Un département, plusieurs tutelles
Les évènements tragiques survenus en octobre 1988, d’une part, et l’adoption d’une Constitution multipartite en 1989, d’autre part, ont nécessité une mise en adéquation des structures gouvernementales ayant débouché sur la désignation d’un ministre de la Défense nationale. Cette fonction était jusque-là réservée et dévolue au président de la République. C’est suite à cela que la réforme des services de sécurité militaire est intervenue. A l’échelon central, le DRS comprend des services communs à toutes les directions. «L’extension de son rôle à celui de coordination, imposé par la lutte antiterroriste, l’a conduit à exercer une action de suivi et d’animation sur les démembrements organiques régionaux et territoriaux à ces directions», explique encore le général Khaled Nezzar, qui souligne que les services de sécurité ont parfois été placés sous la tutelle du gouvernement.

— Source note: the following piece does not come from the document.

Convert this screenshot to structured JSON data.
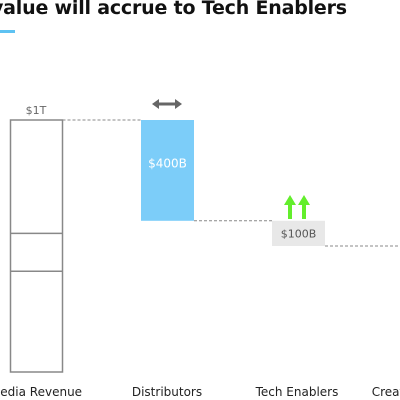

Par ailleurs, le Code de procédure pénale de 1966, modifié en 1985 et en 1995, confère à des personnels du DRS la qualité d’officier de police judiciaire et d’agent de police judiciaire, «les plaçant ainsi normalement sous l’autorité et le contrôle des parquets de l’ordre judiciaire», souligne encore le général Khaled Nezzar. Aussi, pour lui, «ce qui peut être dit au sujet du DRS est loin de correspondre à ce qui est répandu par certains milieux». Tout en assurant que «l’essentiel du Département du renseignement et de la sécurité a été sauvegardé», l’ancien ministre de la Défense nationale conclut, non sans ironie, que «tant que le président de la République sera en même temps ministre de la Défense nationale, l’Etat civil tant souhaité par M. Saïdani ne verra pas le jour».